Peco filed a $190 million electric-rate increase request Friday, its first in five years, which it says would increase a residential customer's bill 6 percent.

Peco filed a $190 million electric-rate increase request Friday, its first in five years, which it says would increase a residential customer's bill 6 percent.

The Philadelphia utility, which serves 1.6 million customers in the city and surrounding counties, characterized the rate increase and a companion filing outlining its five-year infrastructure-improvement plan as vital customer investments in the power system.

"These investments are needed to ensure we can continue to keep the lights on for our customers and provide the safe, reliable service they deserve," Craig Adams, Peco's president and chief executive, said in a statement.

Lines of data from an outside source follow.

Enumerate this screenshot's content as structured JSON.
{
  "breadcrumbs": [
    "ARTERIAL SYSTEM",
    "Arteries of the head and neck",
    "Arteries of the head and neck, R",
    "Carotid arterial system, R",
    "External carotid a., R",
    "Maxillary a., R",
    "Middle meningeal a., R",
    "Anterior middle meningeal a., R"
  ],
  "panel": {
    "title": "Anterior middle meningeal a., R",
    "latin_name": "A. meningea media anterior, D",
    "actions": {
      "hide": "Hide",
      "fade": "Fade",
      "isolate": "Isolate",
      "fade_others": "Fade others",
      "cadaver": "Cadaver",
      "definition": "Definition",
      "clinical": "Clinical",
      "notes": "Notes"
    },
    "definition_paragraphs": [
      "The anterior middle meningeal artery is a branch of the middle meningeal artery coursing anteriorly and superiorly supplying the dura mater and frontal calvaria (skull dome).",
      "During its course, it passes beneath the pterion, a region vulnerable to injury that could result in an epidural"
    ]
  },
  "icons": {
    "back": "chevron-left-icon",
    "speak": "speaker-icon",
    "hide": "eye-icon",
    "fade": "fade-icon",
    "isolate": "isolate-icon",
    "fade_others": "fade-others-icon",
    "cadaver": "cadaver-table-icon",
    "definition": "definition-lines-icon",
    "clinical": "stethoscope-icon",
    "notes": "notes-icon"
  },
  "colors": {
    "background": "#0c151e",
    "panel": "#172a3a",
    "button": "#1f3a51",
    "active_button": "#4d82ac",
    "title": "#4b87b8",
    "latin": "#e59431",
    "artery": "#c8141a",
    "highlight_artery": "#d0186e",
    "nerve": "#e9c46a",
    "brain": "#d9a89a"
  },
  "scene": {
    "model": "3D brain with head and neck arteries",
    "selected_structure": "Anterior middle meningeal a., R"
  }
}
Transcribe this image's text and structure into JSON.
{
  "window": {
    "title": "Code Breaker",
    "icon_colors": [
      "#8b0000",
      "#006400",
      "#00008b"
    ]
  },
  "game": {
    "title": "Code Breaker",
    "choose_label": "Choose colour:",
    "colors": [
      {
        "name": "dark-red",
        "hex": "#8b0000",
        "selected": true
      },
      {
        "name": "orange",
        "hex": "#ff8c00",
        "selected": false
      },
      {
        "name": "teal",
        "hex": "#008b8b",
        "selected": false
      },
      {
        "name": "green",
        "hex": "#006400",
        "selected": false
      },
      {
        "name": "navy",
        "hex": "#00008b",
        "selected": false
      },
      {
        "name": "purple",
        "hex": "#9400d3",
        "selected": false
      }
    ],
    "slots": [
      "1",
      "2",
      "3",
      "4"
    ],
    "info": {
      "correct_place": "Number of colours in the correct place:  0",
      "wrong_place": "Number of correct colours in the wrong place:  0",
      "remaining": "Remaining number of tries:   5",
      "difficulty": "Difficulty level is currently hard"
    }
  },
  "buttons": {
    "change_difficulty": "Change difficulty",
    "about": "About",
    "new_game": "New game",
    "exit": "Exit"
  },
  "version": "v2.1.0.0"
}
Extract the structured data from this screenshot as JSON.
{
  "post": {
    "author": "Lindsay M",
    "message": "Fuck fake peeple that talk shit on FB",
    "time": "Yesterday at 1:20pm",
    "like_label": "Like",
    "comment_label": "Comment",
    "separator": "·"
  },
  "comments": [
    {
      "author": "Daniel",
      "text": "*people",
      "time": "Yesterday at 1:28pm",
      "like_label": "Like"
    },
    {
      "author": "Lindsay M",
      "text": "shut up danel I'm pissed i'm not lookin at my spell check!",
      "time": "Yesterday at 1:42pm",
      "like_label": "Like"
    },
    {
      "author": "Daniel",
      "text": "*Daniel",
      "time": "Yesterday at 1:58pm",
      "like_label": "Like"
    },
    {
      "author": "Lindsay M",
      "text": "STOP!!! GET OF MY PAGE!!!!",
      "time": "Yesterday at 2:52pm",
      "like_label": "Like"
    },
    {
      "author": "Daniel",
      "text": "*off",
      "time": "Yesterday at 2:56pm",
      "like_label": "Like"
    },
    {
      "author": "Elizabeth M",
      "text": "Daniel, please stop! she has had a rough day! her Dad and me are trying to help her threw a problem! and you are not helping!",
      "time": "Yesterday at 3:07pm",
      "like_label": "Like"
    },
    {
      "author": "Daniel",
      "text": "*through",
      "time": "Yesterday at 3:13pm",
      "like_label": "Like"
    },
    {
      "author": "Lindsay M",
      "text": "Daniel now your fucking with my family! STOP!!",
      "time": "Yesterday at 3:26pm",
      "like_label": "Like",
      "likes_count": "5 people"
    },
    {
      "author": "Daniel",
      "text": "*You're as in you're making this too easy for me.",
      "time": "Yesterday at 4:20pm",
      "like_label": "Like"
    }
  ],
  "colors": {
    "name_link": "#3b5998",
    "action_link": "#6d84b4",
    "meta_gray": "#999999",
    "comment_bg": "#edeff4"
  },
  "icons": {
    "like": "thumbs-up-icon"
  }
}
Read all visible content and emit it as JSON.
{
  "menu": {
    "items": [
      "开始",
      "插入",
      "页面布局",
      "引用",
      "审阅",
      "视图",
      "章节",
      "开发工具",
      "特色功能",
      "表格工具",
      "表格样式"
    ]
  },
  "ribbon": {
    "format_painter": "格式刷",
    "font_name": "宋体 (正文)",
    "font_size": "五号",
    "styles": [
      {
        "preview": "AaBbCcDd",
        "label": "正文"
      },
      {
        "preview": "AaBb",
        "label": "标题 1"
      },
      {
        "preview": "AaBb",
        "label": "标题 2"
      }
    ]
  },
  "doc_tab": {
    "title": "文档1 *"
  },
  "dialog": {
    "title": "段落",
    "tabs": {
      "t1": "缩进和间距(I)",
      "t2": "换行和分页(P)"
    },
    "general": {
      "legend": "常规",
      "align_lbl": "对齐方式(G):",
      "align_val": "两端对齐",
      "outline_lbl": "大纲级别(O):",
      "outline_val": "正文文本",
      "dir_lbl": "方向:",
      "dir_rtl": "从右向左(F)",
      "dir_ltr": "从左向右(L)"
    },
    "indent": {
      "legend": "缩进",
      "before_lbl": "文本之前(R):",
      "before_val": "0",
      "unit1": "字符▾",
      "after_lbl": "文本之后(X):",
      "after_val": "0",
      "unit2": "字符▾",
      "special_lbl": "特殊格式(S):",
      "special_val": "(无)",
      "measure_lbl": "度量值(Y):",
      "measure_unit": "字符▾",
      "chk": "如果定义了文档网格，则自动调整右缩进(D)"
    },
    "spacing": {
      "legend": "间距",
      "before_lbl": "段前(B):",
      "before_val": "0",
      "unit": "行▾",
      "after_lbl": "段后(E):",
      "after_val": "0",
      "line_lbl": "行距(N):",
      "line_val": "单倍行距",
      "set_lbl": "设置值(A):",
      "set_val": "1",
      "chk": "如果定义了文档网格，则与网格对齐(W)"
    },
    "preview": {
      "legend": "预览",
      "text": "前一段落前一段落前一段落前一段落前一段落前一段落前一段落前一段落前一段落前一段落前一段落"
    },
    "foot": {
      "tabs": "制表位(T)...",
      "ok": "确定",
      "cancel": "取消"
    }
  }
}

If approved by the Pennsylvania Public Utility Commission, the increase would boost the total monthly bill for a residential customer using 700 kilowatt hours of electricity about $6.55 a month, or about 6 percent. The increase would go into effect Jan. 1.

Bills for all customers would go up about 4.4 percent. A typical small-business customer would pay about $27.72 more per month, and a typical large customer would pay $847.57 a month, Peco said.

The increase would affect only the distribution portion of the Peco bill, which pays for the wires, meters, customer service, and billing systems. The generation charge, which pays for the electricity itself, is a pass-through cost that varies quarterly.

About 34 percent of Peco customers buy their power from third-party suppliers rather than the utility itself. Regardless of who supplies their power, all customers pay Peco's distribution charges to get the electricity delivered through Peco's system.

Rate increases are typically opposed by advocates for residential, commercial, and industrial customers, prompting a months-long investigation by the PUC's staff into a utility's justification for more revenue. The adversaries often negotiate a settlement, then submitted to the PUC for approval.

Such was the case in Peco's last electric-rate increase request in 2010. Peco asked for a $316.4 million increase and settled for $225 million, effective in 2011.

Despite that increase in the distribution charge, Peco customers actually pay less now than they did in 2011. Generation costs have declined with the huge growth of hydraulically fractured natural gas, which is burned to produce electricity.

On Jan. 1, Peco customers were paying a total cost of 16.15 cents per kilowatt hour, down 2.3 percent from the same date in 2011. Adjusted for inflation, this year's rate is 8 percent less than customers paid four years ago.

While electricity rates are low, some utilities, such as New Jersey's Public Service Electric & Gas Co., have taken the opportunity to advance major infrastructure-improvement plans. The higher distribution costs are offset by lower generation costs.

In a separate filing, Peco submitted an infrastructure plan it calls System 2020, which calls for $275 million in spending during the next five years to install advanced equipment and reinforce the distribution system to make it more weather-resistant and less vulnerable to storm damage.

The cost of those improvements, if approved, is not included in the rate-increase request. Those costs would be submitted later and billed to customers through a surcharge called a distribution-system-improvement charge.